Je te confie à Dieu, voisine de ma vie, là où tu as déménagé. Quant à moi, il me reste, après toi, Dieu le seul, Dieu l'unique ! Il me reste le Clément, le Miséricordieux, mais aussi tout ce vide que tu me lègue et que ne peut contenir cette impasse avec ses trois maisons à jamais sans âmes.

*****

Lorsque les vents se sont mis à souffler à Beb-Tounes, diffusant la nouvelle de la main mise de Sawana sur la maison des Brikcha, l'avocate n'avait encore pas informé Rachida des résultats des tests psychologiques qu'on avait fait subir à son frère. Rachida était encore au huitième mois de sa grossesse. Une nuit, elle a fait un cauchemar qui l'a sortie de son lit en chemise de nuit.
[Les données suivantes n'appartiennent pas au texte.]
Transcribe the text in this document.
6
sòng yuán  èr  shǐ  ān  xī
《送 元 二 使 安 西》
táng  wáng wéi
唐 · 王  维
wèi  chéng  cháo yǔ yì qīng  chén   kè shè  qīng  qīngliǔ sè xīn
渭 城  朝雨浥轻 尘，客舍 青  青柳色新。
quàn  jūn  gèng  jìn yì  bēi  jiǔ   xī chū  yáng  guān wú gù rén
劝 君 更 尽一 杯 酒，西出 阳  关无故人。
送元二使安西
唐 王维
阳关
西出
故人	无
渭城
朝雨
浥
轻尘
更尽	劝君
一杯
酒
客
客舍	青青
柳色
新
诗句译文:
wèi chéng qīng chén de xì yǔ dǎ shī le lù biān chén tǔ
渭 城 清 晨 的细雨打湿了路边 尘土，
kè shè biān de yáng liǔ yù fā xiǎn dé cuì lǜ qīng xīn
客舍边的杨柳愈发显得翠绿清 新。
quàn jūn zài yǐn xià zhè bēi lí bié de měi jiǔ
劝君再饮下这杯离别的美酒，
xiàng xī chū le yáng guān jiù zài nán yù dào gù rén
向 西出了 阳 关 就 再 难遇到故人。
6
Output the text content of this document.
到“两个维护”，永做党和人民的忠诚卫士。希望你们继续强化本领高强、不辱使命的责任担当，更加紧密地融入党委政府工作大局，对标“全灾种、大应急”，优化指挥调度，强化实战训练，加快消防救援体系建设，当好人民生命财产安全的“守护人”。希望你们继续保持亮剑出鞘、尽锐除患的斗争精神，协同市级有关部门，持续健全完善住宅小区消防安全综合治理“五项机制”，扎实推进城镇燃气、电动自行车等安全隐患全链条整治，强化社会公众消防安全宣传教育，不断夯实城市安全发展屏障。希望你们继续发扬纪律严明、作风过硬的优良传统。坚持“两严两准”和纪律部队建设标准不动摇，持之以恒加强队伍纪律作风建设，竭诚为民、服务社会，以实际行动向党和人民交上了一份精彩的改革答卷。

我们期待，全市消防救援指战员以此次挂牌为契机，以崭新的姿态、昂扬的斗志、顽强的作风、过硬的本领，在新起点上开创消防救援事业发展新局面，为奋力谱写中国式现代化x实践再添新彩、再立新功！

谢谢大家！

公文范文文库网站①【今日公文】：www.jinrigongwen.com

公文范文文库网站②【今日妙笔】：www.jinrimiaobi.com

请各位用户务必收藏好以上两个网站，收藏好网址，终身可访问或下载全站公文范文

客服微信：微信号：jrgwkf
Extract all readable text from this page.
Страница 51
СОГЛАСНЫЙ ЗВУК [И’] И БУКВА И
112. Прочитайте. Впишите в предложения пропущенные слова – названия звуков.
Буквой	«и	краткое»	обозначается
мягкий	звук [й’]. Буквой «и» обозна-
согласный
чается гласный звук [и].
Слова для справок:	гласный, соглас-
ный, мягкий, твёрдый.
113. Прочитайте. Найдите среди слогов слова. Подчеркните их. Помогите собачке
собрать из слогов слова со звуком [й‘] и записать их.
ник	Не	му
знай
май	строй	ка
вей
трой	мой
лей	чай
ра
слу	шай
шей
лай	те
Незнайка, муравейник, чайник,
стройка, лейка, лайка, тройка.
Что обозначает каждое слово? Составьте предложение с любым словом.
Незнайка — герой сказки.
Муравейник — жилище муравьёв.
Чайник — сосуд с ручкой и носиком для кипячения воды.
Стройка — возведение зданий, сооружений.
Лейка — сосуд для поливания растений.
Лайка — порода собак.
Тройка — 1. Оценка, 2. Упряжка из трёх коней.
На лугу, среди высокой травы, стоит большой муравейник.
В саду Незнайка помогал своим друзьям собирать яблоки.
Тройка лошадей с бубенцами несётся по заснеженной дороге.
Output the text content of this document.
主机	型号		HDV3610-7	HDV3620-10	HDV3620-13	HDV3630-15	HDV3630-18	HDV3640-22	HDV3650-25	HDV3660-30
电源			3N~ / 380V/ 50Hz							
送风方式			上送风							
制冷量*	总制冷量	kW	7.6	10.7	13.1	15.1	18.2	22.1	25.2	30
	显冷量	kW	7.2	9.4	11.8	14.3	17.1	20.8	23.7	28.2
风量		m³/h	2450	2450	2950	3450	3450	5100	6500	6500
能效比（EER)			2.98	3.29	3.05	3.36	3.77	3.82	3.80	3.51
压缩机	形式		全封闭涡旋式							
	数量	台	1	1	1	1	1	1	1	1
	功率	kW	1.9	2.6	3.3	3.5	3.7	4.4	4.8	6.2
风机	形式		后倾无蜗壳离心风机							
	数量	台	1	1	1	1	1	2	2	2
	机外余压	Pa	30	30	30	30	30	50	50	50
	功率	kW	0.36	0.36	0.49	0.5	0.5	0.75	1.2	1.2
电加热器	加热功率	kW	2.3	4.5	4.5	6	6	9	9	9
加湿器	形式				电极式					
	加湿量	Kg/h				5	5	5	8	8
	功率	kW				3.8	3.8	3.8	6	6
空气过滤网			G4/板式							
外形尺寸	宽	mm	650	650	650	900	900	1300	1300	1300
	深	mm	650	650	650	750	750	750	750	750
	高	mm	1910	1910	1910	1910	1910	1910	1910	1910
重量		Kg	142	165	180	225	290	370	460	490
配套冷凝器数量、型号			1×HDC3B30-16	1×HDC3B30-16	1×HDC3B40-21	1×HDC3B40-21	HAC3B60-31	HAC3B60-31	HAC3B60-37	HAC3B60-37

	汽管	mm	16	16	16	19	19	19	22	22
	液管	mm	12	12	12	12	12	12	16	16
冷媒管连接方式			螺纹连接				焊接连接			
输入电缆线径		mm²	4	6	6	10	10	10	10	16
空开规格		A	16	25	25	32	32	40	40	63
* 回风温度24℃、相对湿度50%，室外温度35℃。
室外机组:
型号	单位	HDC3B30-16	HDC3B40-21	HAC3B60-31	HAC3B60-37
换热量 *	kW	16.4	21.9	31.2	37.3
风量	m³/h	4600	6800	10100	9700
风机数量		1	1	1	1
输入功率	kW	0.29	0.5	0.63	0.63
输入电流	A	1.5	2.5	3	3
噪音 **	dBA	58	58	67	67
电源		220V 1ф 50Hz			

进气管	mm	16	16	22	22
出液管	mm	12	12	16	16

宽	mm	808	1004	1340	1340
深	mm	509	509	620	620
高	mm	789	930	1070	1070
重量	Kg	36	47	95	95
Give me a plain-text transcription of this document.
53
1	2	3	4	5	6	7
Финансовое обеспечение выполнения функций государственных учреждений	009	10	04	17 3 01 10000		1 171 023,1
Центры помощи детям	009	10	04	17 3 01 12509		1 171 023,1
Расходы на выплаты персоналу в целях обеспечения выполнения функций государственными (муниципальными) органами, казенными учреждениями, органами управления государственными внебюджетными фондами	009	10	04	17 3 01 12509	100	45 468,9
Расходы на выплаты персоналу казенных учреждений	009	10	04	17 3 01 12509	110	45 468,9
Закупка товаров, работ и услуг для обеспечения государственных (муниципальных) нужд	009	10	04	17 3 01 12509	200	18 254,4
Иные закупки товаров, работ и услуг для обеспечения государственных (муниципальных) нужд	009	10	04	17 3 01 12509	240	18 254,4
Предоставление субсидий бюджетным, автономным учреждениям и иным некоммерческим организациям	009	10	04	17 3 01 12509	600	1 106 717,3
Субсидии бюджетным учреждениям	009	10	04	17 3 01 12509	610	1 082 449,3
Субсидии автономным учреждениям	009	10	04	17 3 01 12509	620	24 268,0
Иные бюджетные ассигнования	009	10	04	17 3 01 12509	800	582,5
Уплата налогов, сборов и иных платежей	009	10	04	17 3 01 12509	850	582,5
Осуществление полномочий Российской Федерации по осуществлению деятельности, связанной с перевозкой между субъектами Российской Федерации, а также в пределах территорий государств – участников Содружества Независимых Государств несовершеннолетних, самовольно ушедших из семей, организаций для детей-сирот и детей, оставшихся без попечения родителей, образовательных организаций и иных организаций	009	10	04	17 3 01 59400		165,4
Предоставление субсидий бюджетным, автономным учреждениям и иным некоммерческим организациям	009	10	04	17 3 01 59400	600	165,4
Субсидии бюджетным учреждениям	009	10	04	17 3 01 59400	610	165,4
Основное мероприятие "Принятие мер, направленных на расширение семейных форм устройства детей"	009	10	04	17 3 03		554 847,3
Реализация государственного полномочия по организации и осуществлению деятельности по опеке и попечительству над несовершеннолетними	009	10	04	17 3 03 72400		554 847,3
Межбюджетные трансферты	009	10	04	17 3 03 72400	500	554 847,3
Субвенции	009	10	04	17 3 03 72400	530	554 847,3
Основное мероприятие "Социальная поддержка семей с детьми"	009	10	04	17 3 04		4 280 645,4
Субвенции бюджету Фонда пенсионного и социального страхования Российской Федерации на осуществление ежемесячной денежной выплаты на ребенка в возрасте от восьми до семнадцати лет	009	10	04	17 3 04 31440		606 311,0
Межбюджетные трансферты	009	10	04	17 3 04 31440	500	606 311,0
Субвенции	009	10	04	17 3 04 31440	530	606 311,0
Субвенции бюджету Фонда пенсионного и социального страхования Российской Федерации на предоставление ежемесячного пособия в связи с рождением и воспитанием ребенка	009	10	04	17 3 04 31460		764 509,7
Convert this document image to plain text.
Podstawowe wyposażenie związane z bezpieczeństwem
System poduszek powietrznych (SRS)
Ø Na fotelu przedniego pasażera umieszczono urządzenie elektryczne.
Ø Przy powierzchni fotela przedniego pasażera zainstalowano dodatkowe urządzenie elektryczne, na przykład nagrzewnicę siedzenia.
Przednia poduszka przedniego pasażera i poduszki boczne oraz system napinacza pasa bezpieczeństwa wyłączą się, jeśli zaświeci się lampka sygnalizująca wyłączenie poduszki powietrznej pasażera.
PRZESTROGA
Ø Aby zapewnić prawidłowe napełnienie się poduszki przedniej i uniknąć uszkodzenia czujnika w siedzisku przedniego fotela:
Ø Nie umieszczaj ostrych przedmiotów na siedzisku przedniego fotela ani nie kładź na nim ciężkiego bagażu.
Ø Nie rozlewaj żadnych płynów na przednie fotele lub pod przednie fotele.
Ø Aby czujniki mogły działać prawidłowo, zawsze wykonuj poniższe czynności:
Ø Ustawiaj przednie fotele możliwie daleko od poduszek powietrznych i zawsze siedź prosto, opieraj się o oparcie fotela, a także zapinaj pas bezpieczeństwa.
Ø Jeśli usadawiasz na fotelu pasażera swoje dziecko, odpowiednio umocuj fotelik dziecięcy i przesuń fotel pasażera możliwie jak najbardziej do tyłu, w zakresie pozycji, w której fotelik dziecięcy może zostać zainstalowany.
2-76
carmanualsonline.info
Elle a fui sa chambre en criant, traversant le patio vers la chicane, puis la chicane vers l'impasse. Elle a manqué de peu de réveiller tous les habitants de Beb-Tounes. Sans l'aide de Dieu, son mari, Ayadi Touhami, n'aurait pas réussi à la faire taire, ni à maîtriser son agitation pour la ramener difficilement à son lit.
Et, comme à chaque fois que les vents de Beb-Tounes soufflent dans le sens contraire de celui que nous désirons, nous nous sommes réveillés, le lendemain, sur la rumeur de cette Djennya dont les engins auraient démoli le foyer aux Swanys et qui aurait décidé de se venger des propriétaires du terrain en s'appropriant leur maison à Beb-Tounes. De là à dire que la Djennya s'était implantée à la maison des Brikcha en raison des travaux engagés à la Sénya de Sawana, il n'y avait qu'un pas que Rachida a vite franchi, finissant par être convaincue que cette Djennya s'était installée dans sa propre chambre, perturbant son sommeil et venant chaque nuit l'avertir qu'elle ne la laisserait pas accoucher dans ce local qu'elle considérait désormais comme sien et que personne n'avait plus le droit de partager avec elle, à part, évidemment, Mohamed Lamjed. Aussi, selon ses dires, la Djenniya aurait-elle fini par lui interdire de dormir, la menaçant si jamais elle fermait les yeux, que sa punition serait la mort de son bébé dans son ventre.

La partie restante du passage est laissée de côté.